Adding sound to quantum simulations
When sound was first incorporated into movies in the 1920s, it opened up new possibilities for filmmakers such as music and spoken dialogue. Physicists may be on the verge of a similar revolution, thanks to a new device developed at Stanford University that promises to bring an audio dimension to previously silent quantum science experiments.
In particular, it could bring sound to a common quantum science setup known as an optical lattice, which uses a crisscrossing mesh of laser beams to arrange atoms in an orderly manner resembling a crystal. This tool is commonly used to study the fundamental characteristics of solids and other phases of matter that have repeating geometries. A shortcoming of these lattices, however, is that they are silent.
"Without sound or vibration, we miss a crucial degree of freedom that exists in real materials," said Benjamin Lev, associate professor of applied physics and of physics, who set his sights on this issue when he first came to Stanford in 2011. "It's like making soup and forgetting the salt; it really takes the flavor out of the quantum 'soup.'"
After a decade of engineering and benchmarking, Lev and collaborators from Pennsylvania State University and the University of St. Andrews have produced the first optical lattice of atoms that incorporates sound. The research was published Nov. 11 in Nature. By designing a very precise cavity that held the lattice between two highly reflective mirrors, the researchers made it so the atoms could "see" themselves repeated thousands of times via particles of light, or photons, that bounce back and forth between the mirrors. This feedback causes the photons to behave like phonons—the building blocks of sound.
"If it were possible to put your ear to the optical lattice of atoms, you would hear their vibration at around 1 kHz," said Lev.
A supersolid with sound
Previous optical lattice experiments were silent affairs because they lacked the special elasticity of this new system. Lev, young graduate student Sarang Gopalakrishnan—now an assistant professor of physics at Penn State and co-author of the paper—and Paul Goldbart (now provost of Stony Brook University) came up with the foundational theory for this system. But it took collaboration with Jonathan Keeling—a reader at the University of St. Andrews and co-author of the paper—and years of work to build the corresponding device.
To create this setup, the researchers filled an empty mirror cavity with an ultracold quantum gas of rubidium. By itself, this is a superfluid, which is a phase of matter in which atoms can flow in swirls without resistance. When exposed to light, the rubidium superfluid spontaneously rearranges into a supersolid—a rare phase of matter that simultaneously displays the order seen in crystals and the extraordinary fluidity of superfluids.
What brought sound to the cavity were two carefully spaced concave mirrors that are so reflective that there is a fraction of 1 percent chance that a single photon would pass through them. That reflectivity and the specific geometry of the setup—the radius of the curved mirrors is equal to the distance between them—causes the photons pumped into the cavity to pass by the atoms more than 10,000 times.
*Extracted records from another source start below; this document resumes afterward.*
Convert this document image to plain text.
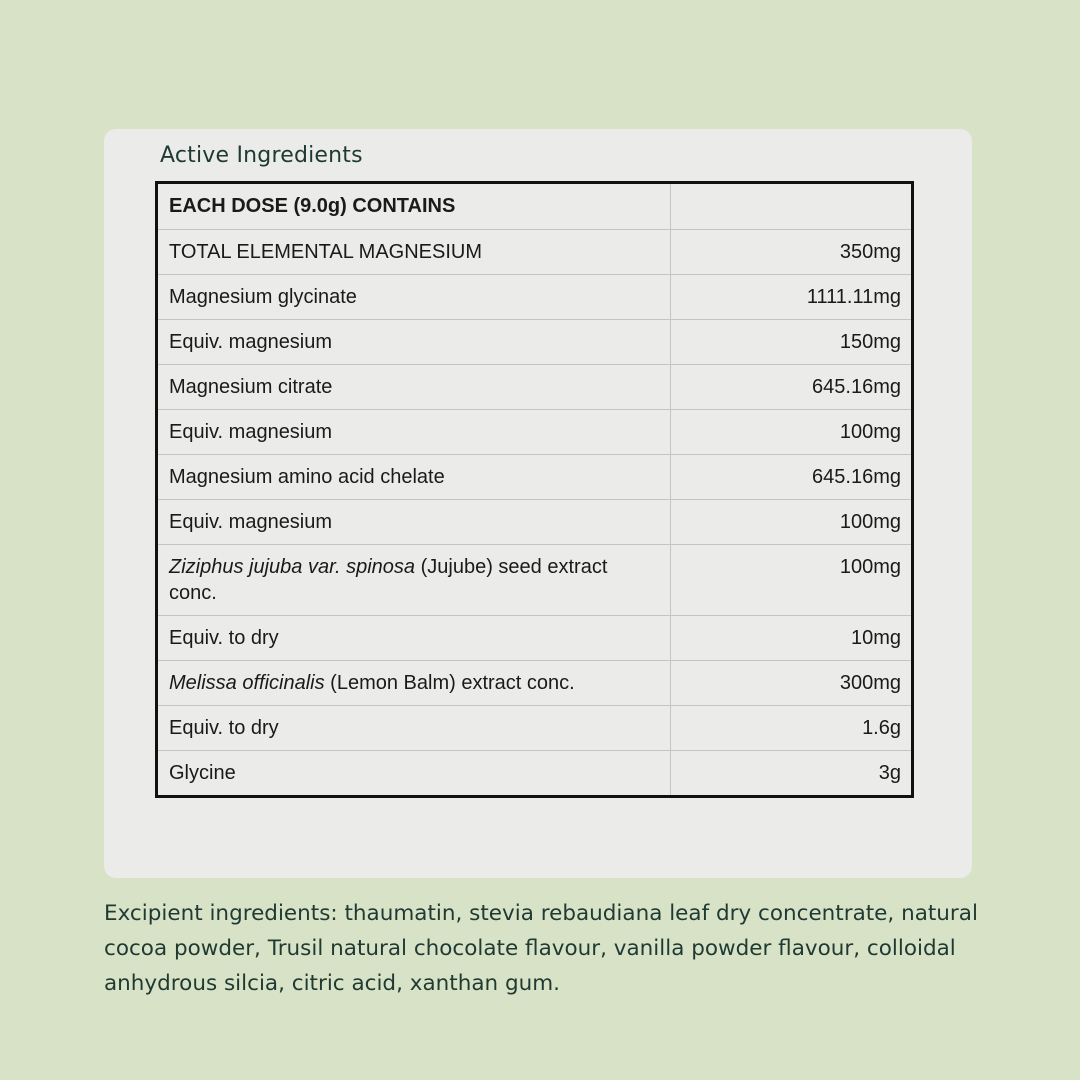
Active Ingredients
EACH DOSE (9.0g) CONTAINS	
TOTAL ELEMENTAL MAGNESIUM	350mg
Magnesium glycinate	1111.11mg
Equiv. magnesium	150mg
Magnesium citrate	645.16mg
Equiv. magnesium	100mg
Magnesium amino acid chelate	645.16mg
Equiv. magnesium	100mg
Ziziphus jujuba var. spinosa (Jujube) seed extract conc.	100mg
Equiv. to dry	10mg
Melissa officinalis (Lemon Balm) extract conc.	300mg
Equiv. to dry	1.6g
Glycine	3g
Excipient ingredients: thaumatin, stevia rebaudiana leaf dry concentrate, natural cocoa powder, Trusil natural chocolate flavour, vanilla powder flavour, colloidal anhydrous silcia, citric acid, xanthan gum.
In doing so, the photons form a special tight bond with the atoms, forcing them to arrange as a lattice.
"The cavity we use provides a lot more flexibility in terms of the shape of the light that bounces back and forth between the mirrors," said Lev. "It's as if, instead of just being allowed to make a single wave in a trough of water, you can now splash about to make any sort of wave pattern."
This special cavity allowed the lattice of superfluid atoms (the supersolid) to move about so that, unlike other optical lattices, it is free to distort when poked—and that creates sound waves. To initiate this launch of phonons through the flexible lattice, the researchers poked it using an instrument called a spatial light modulator, which enables them to program different patterns in the light they inject into the cavity.
The researchers assessed how this affected the contents of the cavity by capturing a hologram of the light that made its way out. The hologram records both the light wave's amplitude and phase, allowing phonons to be imaged. In addition to mediating interesting physics, the high curvature of the mirrors inside the device produces a high-resolution image, like a microscope, which led the researchers to name their creation an "active quantum gas microscope."
Graduate student and lead author Yudan Guo, who received a Q-FARM fellowship to support this work, led the effort to confirm the presence of phonons in the device, which was done by sending in different patterns of light, measuring what came out and comparing that to a Goldstone dispersion curve. This curve shows how energy, including sound, is expected to move through crystals; the fact that their findings matched it confirmed both the existence of phonons and the vibrating supersolid state.
There are many directions that Lev hopes his lab—and perhaps others—will take this invention, including studying the physics of exotic superconductors and the creation of quantum neural networks—which is why the team is already working to create a second version of their device.
"Open up a canonical textbook of solid-state physics, and you see a large portion has to do with phonons," said Lev. "And, up until now, we couldn't study anything built upon that with quantum simulators employing atoms and photons because we couldn't emulate this basic form of sound."
Stanford graduate students Ronen Kroeze and Brendan Marsh are also co-authors of this research.